Nah’mean?!? What is that shit that would have you amped for the leak (no Wang)? Peep this…

Rap supergroup CERBERUS!

Just like the mythical three-headed dog this group would be the three best emcees with dog bark rhymes.

So no, Snoop would be excluded.

DMX, Ja Rule and Nine.

How sick is that lineup?

Nine was doing that dog shit, but then Funk Flex dropped sonn to run with DMX and the Double R crew. That was some fucked the fuck up shit since these two cats are from the Bronx, but you should all know that Funk Flex is coin-operated in this game. And I suppose we should all understand and represent our cultural value. Don’t let me get off track here. Nine starts shit off since that was his style first.

DMX is the doghead in the center. This motherfucker is complex and twisted. And crazy. Did I just say crazy? That nigga is 7 dot thirty. But that witty, unpredictable shit is what the game needs. The Wu does that shit on the regulack and we need more artists that have their creative energy focused. When DMX is focused he finds a spiritual level in his songs that prah’lee reminds heads of 2Pac, except DMX can rhyme better. But y’all already knew that. DMX is also crazy.

Ja Rule was put down over Busta Rhymes because you need a doghead to howl at the moon, and that is what Ja Rule’s singing ass will do. Plus let’s face it, you need someone to bring in the bitches. Hardbody rappers should have a least one track for the ‘hoodrats, er, ladies. Them chicks with a razor cut from their lip to their left earlobe who like being consensually punched in the face during sex. Rrrrrragh!

The question now is who would sign these washed up rappers to a deal that would get them together in the studio and then touring? It would need to be someone with a lot of wild paper. In steps the real Cerberus…
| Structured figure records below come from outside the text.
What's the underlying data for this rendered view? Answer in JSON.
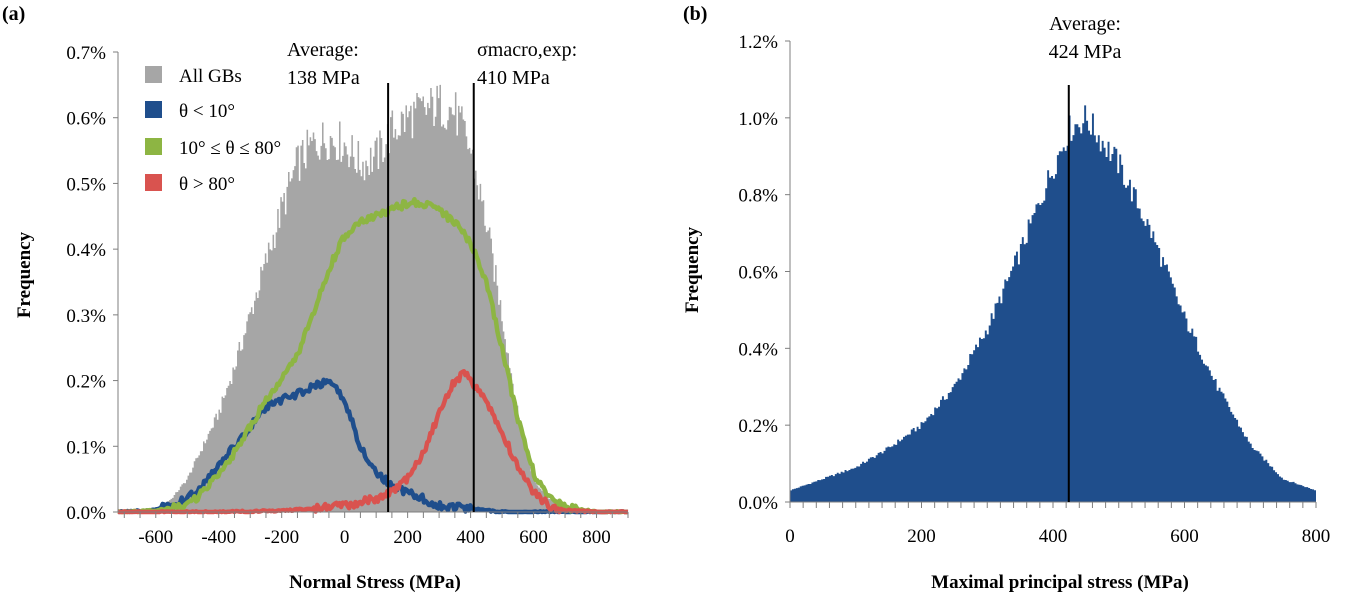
{
  "chart_data": [
    {
      "panel_label": "(a)",
      "type": "area",
      "xlabel": "Normal Stress (MPa)",
      "ylabel": "Frequency",
      "xlim": [
        -720,
        900
      ],
      "ylim": [
        0,
        0.7
      ],
      "x_ticks": [
        -600,
        -400,
        -200,
        0,
        200,
        400,
        600,
        800
      ],
      "y_ticks": [
        0.0,
        0.1,
        0.2,
        0.3,
        0.4,
        0.5,
        0.6,
        0.7
      ],
      "y_tick_labels": [
        "0.0%",
        "0.1%",
        "0.2%",
        "0.3%",
        "0.4%",
        "0.5%",
        "0.6%",
        "0.7%"
      ],
      "legend": {
        "placement": "top-left"
      },
      "series": [
        {
          "name": "All GBs",
          "color": "#a6a6a6",
          "style": "histogram",
          "x": [
            -700,
            -600,
            -550,
            -500,
            -450,
            -400,
            -350,
            -300,
            -250,
            -200,
            -150,
            -100,
            -50,
            0,
            50,
            100,
            150,
            200,
            250,
            300,
            350,
            400,
            450,
            500,
            550,
            600,
            650,
            700,
            750,
            800,
            900
          ],
          "values": [
            0.0,
            0.005,
            0.02,
            0.05,
            0.1,
            0.15,
            0.22,
            0.3,
            0.38,
            0.46,
            0.53,
            0.56,
            0.57,
            0.56,
            0.53,
            0.54,
            0.58,
            0.6,
            0.61,
            0.62,
            0.61,
            0.55,
            0.44,
            0.3,
            0.15,
            0.05,
            0.02,
            0.01,
            0.005,
            0.0,
            0.0
          ]
        },
        {
          "name": "θ < 10°",
          "color": "#1f4e8c",
          "style": "line",
          "x": [
            -700,
            -600,
            -500,
            -450,
            -400,
            -350,
            -300,
            -250,
            -200,
            -150,
            -100,
            -50,
            0,
            50,
            100,
            150,
            200,
            250,
            300,
            400,
            500,
            600,
            700,
            800,
            900
          ],
          "values": [
            0.0,
            0.003,
            0.02,
            0.04,
            0.07,
            0.1,
            0.13,
            0.16,
            0.17,
            0.18,
            0.19,
            0.2,
            0.17,
            0.1,
            0.06,
            0.04,
            0.03,
            0.02,
            0.01,
            0.005,
            0.0,
            0.0,
            0.0,
            0.0,
            0.0
          ]
        },
        {
          "name": "10° ≤ θ ≤ 80°",
          "color": "#8db543",
          "style": "line",
          "x": [
            -700,
            -600,
            -500,
            -450,
            -400,
            -350,
            -300,
            -250,
            -200,
            -150,
            -100,
            -50,
            0,
            50,
            100,
            150,
            200,
            250,
            300,
            350,
            400,
            450,
            500,
            550,
            600,
            650,
            700,
            800,
            900
          ],
          "values": [
            0.0,
            0.002,
            0.01,
            0.03,
            0.06,
            0.09,
            0.13,
            0.17,
            0.2,
            0.24,
            0.3,
            0.37,
            0.42,
            0.44,
            0.45,
            0.46,
            0.47,
            0.47,
            0.46,
            0.44,
            0.41,
            0.35,
            0.25,
            0.14,
            0.06,
            0.02,
            0.008,
            0.0,
            0.0
          ]
        },
        {
          "name": "θ > 80°",
          "color": "#d9534f",
          "style": "line",
          "x": [
            -700,
            -400,
            -200,
            -100,
            0,
            100,
            150,
            200,
            250,
            300,
            350,
            380,
            400,
            450,
            500,
            550,
            600,
            650,
            700,
            800,
            900
          ],
          "values": [
            0.0,
            0.0,
            0.002,
            0.005,
            0.01,
            0.02,
            0.03,
            0.05,
            0.09,
            0.15,
            0.2,
            0.21,
            0.2,
            0.17,
            0.12,
            0.07,
            0.03,
            0.01,
            0.003,
            0.0,
            0.0
          ]
        }
      ],
      "annotations": [
        {
          "label": "Average:",
          "value_text": "138 MPa",
          "x": 138
        },
        {
          "label": "σmacro,exp:",
          "value_text": "410 MPa",
          "x": 410
        }
      ]
    },
    {
      "panel_label": "(b)",
      "type": "area",
      "xlabel": "Maximal principal stress (MPa)",
      "ylabel": "Frequency",
      "xlim": [
        0,
        800
      ],
      "ylim": [
        0,
        1.2
      ],
      "x_ticks": [
        0,
        200,
        400,
        600,
        800
      ],
      "y_ticks": [
        0.0,
        0.2,
        0.4,
        0.6,
        0.8,
        1.0,
        1.2
      ],
      "y_tick_labels": [
        "0.0%",
        "0.2%",
        "0.4%",
        "0.6%",
        "0.8%",
        "1.0%",
        "1.2%"
      ],
      "series": [
        {
          "name": "",
          "color": "#1f4e8c",
          "style": "histogram",
          "x": [
            0,
            50,
            100,
            150,
            200,
            250,
            300,
            350,
            400,
            425,
            450,
            500,
            550,
            600,
            650,
            700,
            750,
            800
          ],
          "values": [
            0.03,
            0.06,
            0.09,
            0.14,
            0.2,
            0.3,
            0.45,
            0.65,
            0.87,
            0.97,
            1.0,
            0.88,
            0.7,
            0.48,
            0.3,
            0.15,
            0.06,
            0.03
          ]
        }
      ],
      "annotations": [
        {
          "label": "Average:",
          "value_text": "424 MPa",
          "x": 424
        }
      ]
    }
  ]
}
Cerberus Capital Management is a group of t.I.’s on that BlackWater USA shit except these jokers is more hard-fucking-body. These dudes own wild random shit;

  • Bayer
  • Georgia Pacific
  • Chrysler
  • Bushmaster Arms
  • Remington Arms
  • Formica Corp.
  • BlueBird (autobus mfg)
  • These fools got the scene on smash (no premiere Hip-Hop video site). Nahh, but f’real, these dudes got a media company too, and they own television stations. They prah’lee keep a lot of Harris Publications in the black too. So I guess that makes me an employee of Cerberus on some six degrees shit.
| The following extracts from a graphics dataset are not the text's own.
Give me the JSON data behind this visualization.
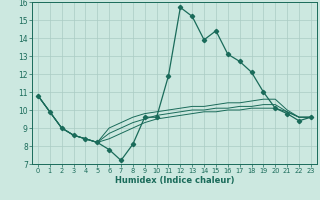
{
  "xlabel": "Humidex (Indice chaleur)",
  "background_color": "#cce8e0",
  "grid_color": "#aaccc4",
  "line_color": "#1a6b5a",
  "xlim": [
    -0.5,
    23.5
  ],
  "ylim": [
    7,
    16
  ],
  "xticks": [
    0,
    1,
    2,
    3,
    4,
    5,
    6,
    7,
    8,
    9,
    10,
    11,
    12,
    13,
    14,
    15,
    16,
    17,
    18,
    19,
    20,
    21,
    22,
    23
  ],
  "yticks": [
    7,
    8,
    9,
    10,
    11,
    12,
    13,
    14,
    15,
    16
  ],
  "series_main": [
    10.8,
    9.9,
    9.0,
    8.6,
    8.4,
    8.2,
    7.8,
    7.2,
    8.1,
    9.6,
    9.6,
    11.9,
    15.7,
    15.2,
    13.9,
    14.4,
    13.1,
    12.7,
    12.1,
    11.0,
    10.1,
    9.8,
    9.4,
    9.6
  ],
  "series_lines": [
    [
      10.8,
      9.9,
      9.0,
      8.6,
      8.4,
      8.2,
      8.4,
      8.7,
      9.0,
      9.3,
      9.5,
      9.6,
      9.7,
      9.8,
      9.9,
      9.9,
      10.0,
      10.0,
      10.1,
      10.1,
      10.1,
      9.9,
      9.6,
      9.6
    ],
    [
      10.8,
      9.9,
      9.0,
      8.6,
      8.4,
      8.2,
      8.7,
      9.0,
      9.3,
      9.5,
      9.7,
      9.8,
      9.9,
      10.0,
      10.0,
      10.1,
      10.1,
      10.2,
      10.2,
      10.3,
      10.3,
      9.9,
      9.6,
      9.6
    ],
    [
      10.8,
      9.9,
      9.0,
      8.6,
      8.4,
      8.2,
      9.0,
      9.3,
      9.6,
      9.8,
      9.9,
      10.0,
      10.1,
      10.2,
      10.2,
      10.3,
      10.4,
      10.4,
      10.5,
      10.6,
      10.6,
      10.0,
      9.6,
      9.6
    ]
  ]
}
    Cerberus was the three headed dog that guarded the gates of Hades. If you ventured to Hades and tried to rescue one of your fam or friends you have to deal with Cerberus. Most motherfuckers just got devoured to death. I wonder how many emcees the rap group Cerberus can overwhelm? I think these old dogs still got some bite left in they bark provided you don’t try to teach an old dog new tricks.